According to the report, the type and quantity of toxic alkaloids vary depending on the specific fungus infecting the plant, the type of plant and the environmental conditions. Therefore, the risk of poisoning and the specific clinical signs may vary depending on climatic conditions and the species of fungus present.

To determine if pastures or hay are affected, Iowa State Extension recommends that producers inspect the seed heads for dark-brown, purple or black bodies within the seed head. The fungus produces a mass called the sclerotia that completely replaces the ovary tissue of the plant and is often larger than a typical seed. These sclerotia will eventually fall to the ground and overwinter.

There is no practical way to eliminate the ergot-producing fungi from pastures. The incidence and severity of future outbreaks will vary with climatic conditions. Its presence and severity can be determined each year by careful field inspection. Fescue grass may be at additional risk since the toxins produced by endophyte-infected fescue are very similar to ergot toxins.

Clinical signs of ergot poisoning in cattle include a "summer slump" during the hot summer. Cattle will commonly develop a rough hair coat, lose weight and spend extended periods of time standing in water or shade, if available.

Gangrenous ergotism (synonymous with fescue foot) is a result of vasoconstriction in the legs and tail. Gangrenous ergotism is often associated with cold temperatures but can be seen in the summer also. Initially, cattle will be lame, usually in the hind limbs first. Swelling at the coronary band develops, and the animal will eventually slough its hoof if not removed from the ergot alkaloid in time.

As with fescue toxicosis, agalactia (decreased or no milk production) can occur.
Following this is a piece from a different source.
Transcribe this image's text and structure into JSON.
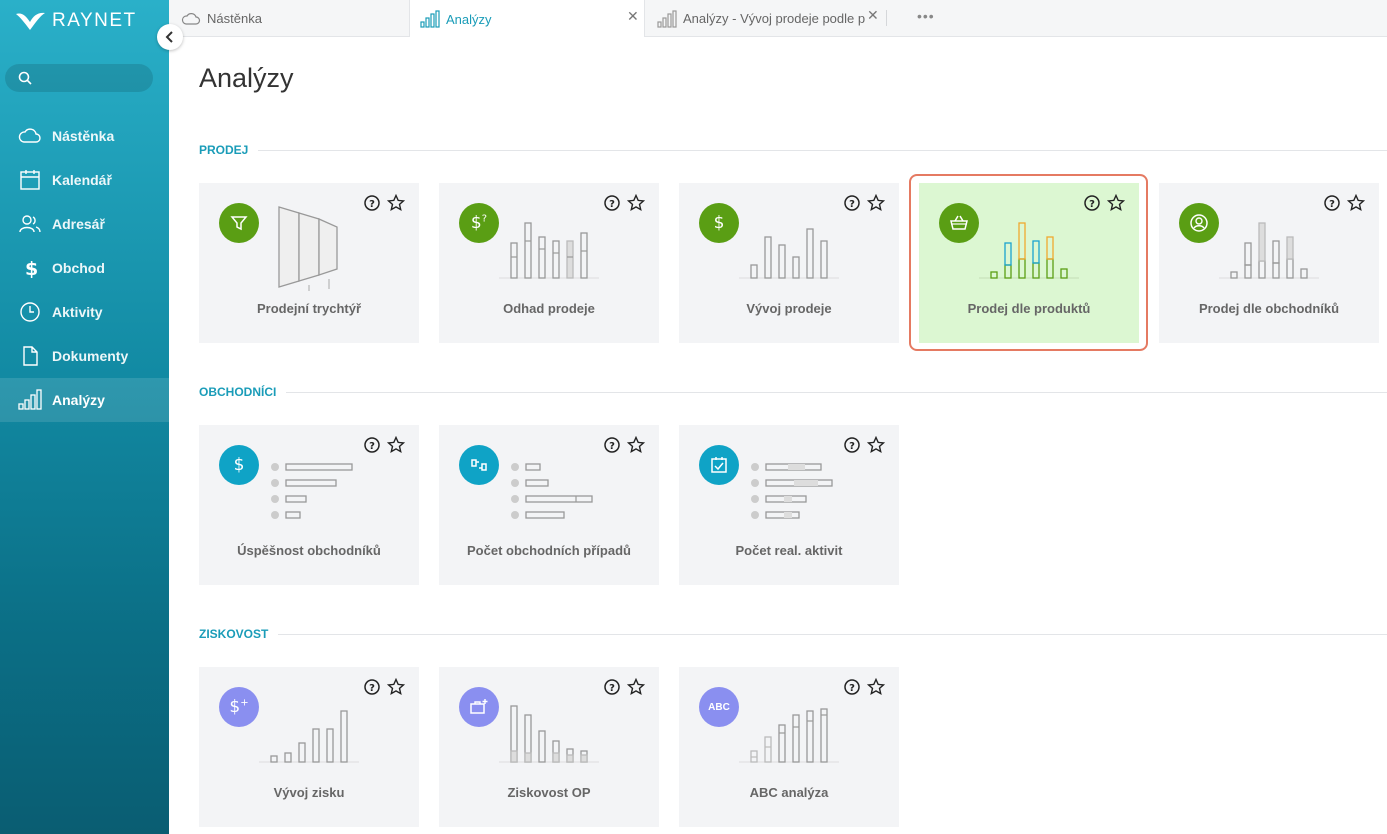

Finally, nervous ergotism is sometimes reported. Nervous signs may be associated with vasoconstriction in the brain or other alkaloids that specifically cause hyperexcitability and tremors, especially with forced movement.
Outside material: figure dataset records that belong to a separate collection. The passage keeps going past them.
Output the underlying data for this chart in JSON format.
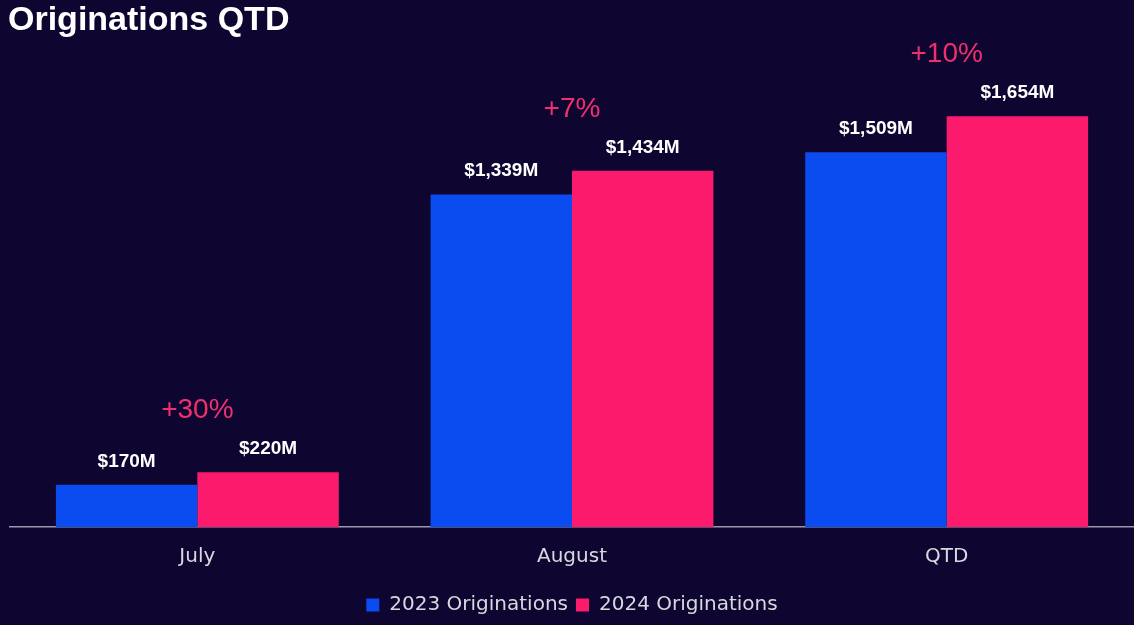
{
  "chart_data": {
    "type": "bar",
    "title": "Originations QTD",
    "categories": [
      "July",
      "August",
      "QTD"
    ],
    "series": [
      {
        "name": "2023 Originations",
        "color": "#0b4cf0",
        "values": [
          170,
          1339,
          1509
        ],
        "value_labels": [
          "$170M",
          "$1,339M",
          "$1,509M"
        ]
      },
      {
        "name": "2024 Originations",
        "color": "#fc1a6c",
        "values": [
          220,
          1434,
          1654
        ],
        "value_labels": [
          "$220M",
          "$1,434M",
          "$1,654M"
        ]
      }
    ],
    "annotations": [
      "+30%",
      "+7%",
      "+10%"
    ],
    "legend": "bottom"
  }
}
The report says treatment of ergotism is primarily focused on removing the animal from the source of the ergot toxins because there is no antidote. Animals can recover if they are removed early enough before severe clinical signs are present. However, once gangrene has begun, there is little that can be done.


Feedlot software

The Iowa Beef Center is releasing a newly revised version of its feedlot monitoring software this month. The Iowa State "Feedlot & Cost Monitoring Software" was initially created in 1982 and has been used by cattle feeders to track costs, profits and performance.

The software continues to reflect the philosophy that feeders need to objectively measure, monitor and react to changes based on existing and past livestock and financial performance.
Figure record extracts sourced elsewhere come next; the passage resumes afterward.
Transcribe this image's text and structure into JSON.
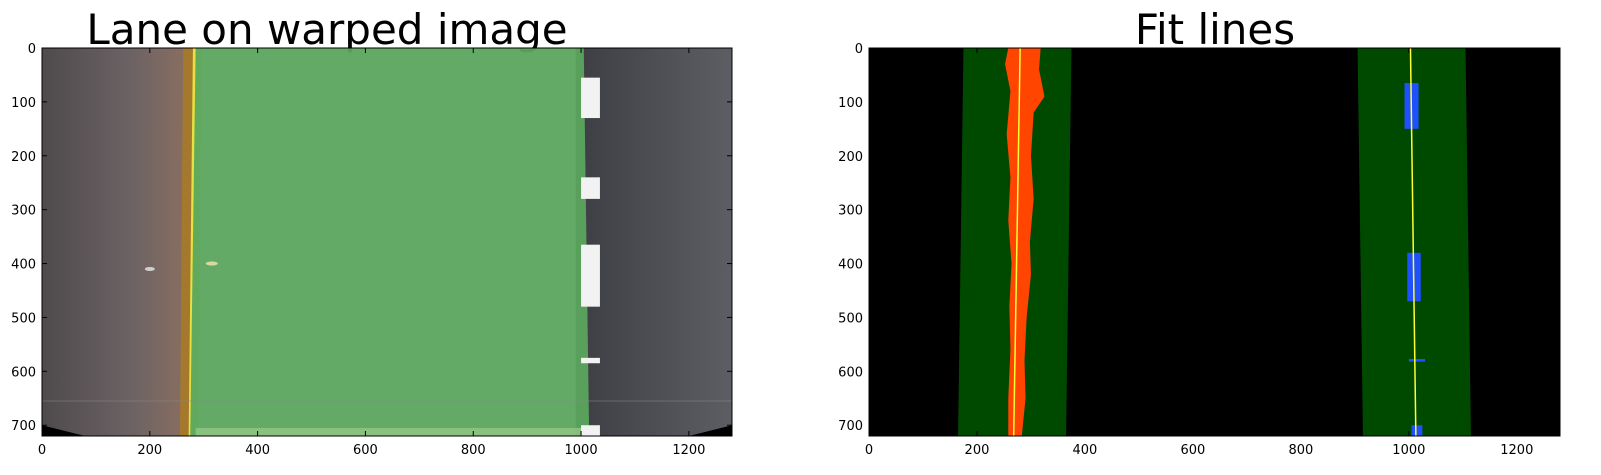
{
  "chart_data": [
    {
      "type": "image",
      "title": "Lane on warped image",
      "xlim": [
        0,
        1280
      ],
      "ylim": [
        720,
        0
      ],
      "xticks": [
        0,
        200,
        400,
        600,
        800,
        1000,
        1200
      ],
      "yticks": [
        0,
        100,
        200,
        300,
        400,
        500,
        600,
        700
      ],
      "lane_polygon": {
        "color": "#5aa55e",
        "left_edge": [
          [
            285,
            0
          ],
          [
            275,
            720
          ]
        ],
        "right_edge": [
          [
            1005,
            0
          ],
          [
            1015,
            720
          ]
        ]
      },
      "colors": {
        "road_left": "#5c5658",
        "road_right": "#55565c",
        "yellow_line": "#e8e040",
        "white_marks": "#f2f2f2"
      }
    },
    {
      "type": "image",
      "title": "Fit lines",
      "xlim": [
        0,
        1280
      ],
      "ylim": [
        720,
        0
      ],
      "xticks": [
        0,
        200,
        400,
        600,
        800,
        1000,
        1200
      ],
      "yticks": [
        0,
        100,
        200,
        300,
        400,
        500,
        600,
        700
      ],
      "search_windows": [
        {
          "name": "left",
          "top": [
            175,
            375
          ],
          "bottom": [
            165,
            365
          ]
        },
        {
          "name": "right",
          "top": [
            905,
            1105
          ],
          "bottom": [
            915,
            1115
          ]
        }
      ],
      "fit_lines": [
        {
          "name": "left",
          "x_top": 280,
          "x_bottom": 268,
          "color": "#ffff33"
        },
        {
          "name": "right",
          "x_top": 1003,
          "x_bottom": 1013,
          "color": "#ffff33"
        }
      ],
      "pixel_blobs": [
        {
          "name": "left",
          "color": "#ff4500"
        },
        {
          "name": "right",
          "color": "#1e50ff"
        }
      ],
      "colors": {
        "background": "#000000",
        "window": "#004a00"
      }
    }
  ]
}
"This software provides an affordable means to compile cattle feeding financial and performance information and to assist in the interpretation of what is occurring," said Dr. Garland Dahlke, who created the program.

The updated version allows for the same feed-to-beef focus as previous versions, including feeding period summaries, projections, closeouts, itemized account records and custom feeding invoice statements.

A major change in the revised version is to allow for individual animal monitoring and projections as necessary for heifer and bull development. Along with this feature, animal health issues have a greater focus, with the new release providing an opportunity to track drug inventories and to import processing and treatment protocols.

Cost and income channels are more flexible in terms of defining and recording the production inputs and outputs being tracked. Environmental documentation dealing with nutrient excretion, weather and manure logistics are incorporated to meet current reporting requirements.

Finally, the renewed interest in benchmarking has been addressed with the ease of compiling and reporting closeout data via the internet.